International rating agency Moody's on Monday maintained its negative outlook on the country's banking sector, citing worries over asset quality and overall economic growth prospects.
"The negative outlook reflects our views that economic growth will be weak, banks' asset quality will deteriorate, and profitability will decline because banks need to increase loan loss reserves and will not be able to fully pass on rising funding costs or offset these through loan growth," Moody's Investors Service said in a note.
Moody's, which cut its FY14 growth estimate to 4.5 per cent recently, said economic growth will be lowest in a decade.
The agency has maintained a negative outlook on the Indian banking sector since November 2011.
It said the negative outlook pertains ‘mainly to the public-sector banks,’ which account for over 70 per cent of the system and experience higher stress in asset quality on non-performing assets and restructured assets.
"While structural issues related to the infrastructure sector are not new, the recent downturn in economic growth has exacerbated these problems and increased their negative effects on asset quality," said Gene Fang, a vice-president and senior analyst at the company.
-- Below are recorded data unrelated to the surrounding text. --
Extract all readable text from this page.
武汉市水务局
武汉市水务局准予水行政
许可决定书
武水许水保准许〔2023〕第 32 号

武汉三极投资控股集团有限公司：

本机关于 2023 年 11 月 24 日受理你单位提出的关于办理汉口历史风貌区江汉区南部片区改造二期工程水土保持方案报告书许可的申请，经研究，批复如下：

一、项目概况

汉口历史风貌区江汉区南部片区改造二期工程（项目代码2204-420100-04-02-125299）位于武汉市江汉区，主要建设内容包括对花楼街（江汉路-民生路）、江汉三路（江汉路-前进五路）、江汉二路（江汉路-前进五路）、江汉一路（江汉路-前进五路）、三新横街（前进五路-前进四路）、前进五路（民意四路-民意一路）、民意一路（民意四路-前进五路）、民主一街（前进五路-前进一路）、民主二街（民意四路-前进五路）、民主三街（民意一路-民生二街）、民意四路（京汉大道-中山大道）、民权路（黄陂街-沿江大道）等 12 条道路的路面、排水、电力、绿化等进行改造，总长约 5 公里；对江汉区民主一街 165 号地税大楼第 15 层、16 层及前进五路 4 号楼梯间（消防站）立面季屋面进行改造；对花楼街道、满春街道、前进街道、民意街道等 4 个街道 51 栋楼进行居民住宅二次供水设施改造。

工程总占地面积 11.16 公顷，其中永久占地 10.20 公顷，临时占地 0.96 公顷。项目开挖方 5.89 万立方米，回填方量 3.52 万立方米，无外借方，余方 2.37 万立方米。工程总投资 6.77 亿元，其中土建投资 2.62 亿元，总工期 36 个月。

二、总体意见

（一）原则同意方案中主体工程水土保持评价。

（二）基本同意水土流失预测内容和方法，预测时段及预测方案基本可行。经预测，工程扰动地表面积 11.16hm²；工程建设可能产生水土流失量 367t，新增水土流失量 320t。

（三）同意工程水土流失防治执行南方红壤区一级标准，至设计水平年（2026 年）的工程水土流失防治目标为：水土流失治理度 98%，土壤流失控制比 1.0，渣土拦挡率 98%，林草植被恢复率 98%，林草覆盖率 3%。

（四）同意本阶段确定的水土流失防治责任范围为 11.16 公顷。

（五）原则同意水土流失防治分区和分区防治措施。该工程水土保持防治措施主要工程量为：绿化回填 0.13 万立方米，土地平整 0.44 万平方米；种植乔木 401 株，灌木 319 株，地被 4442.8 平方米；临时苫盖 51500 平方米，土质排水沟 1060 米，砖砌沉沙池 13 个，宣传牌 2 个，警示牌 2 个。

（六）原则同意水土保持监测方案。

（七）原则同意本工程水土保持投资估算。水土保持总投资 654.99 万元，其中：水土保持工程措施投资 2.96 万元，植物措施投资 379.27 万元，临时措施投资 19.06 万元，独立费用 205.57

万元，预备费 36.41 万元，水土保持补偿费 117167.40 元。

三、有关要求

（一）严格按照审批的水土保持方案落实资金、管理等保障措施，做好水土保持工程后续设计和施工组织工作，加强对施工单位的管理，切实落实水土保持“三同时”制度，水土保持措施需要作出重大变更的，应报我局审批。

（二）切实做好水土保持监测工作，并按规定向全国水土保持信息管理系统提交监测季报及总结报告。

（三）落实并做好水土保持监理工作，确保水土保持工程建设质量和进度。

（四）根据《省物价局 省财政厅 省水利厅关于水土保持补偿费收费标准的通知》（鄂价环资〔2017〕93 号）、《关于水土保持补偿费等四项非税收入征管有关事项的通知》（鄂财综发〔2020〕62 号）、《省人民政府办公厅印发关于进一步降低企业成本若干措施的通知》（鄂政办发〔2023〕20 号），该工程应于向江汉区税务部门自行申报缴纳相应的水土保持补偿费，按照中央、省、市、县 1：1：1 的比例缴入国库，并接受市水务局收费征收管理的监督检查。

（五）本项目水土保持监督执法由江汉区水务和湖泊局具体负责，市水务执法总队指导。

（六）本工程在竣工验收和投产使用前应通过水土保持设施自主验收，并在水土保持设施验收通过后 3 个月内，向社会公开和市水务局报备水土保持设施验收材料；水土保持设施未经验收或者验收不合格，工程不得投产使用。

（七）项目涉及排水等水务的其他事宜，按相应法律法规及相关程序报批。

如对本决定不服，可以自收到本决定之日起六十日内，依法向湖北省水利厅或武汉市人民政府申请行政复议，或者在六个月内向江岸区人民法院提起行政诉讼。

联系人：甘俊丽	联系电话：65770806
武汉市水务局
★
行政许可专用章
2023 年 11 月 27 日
Moody's noted that the picture in the private sector is the opposite, with lenders having stronger margins, reserves and capital levels.
State-run lenders will have to depend on injections from the government to maintain capitalisation levels, it added.
"Non-performing loans and restructured loans will rise in particular at public-sector banks that lend heavily to infrastructure projects," it said.
Moody's noted that recent moves such as Coal India's announcement to increase output and lifting the ban on iron ore mining are positives.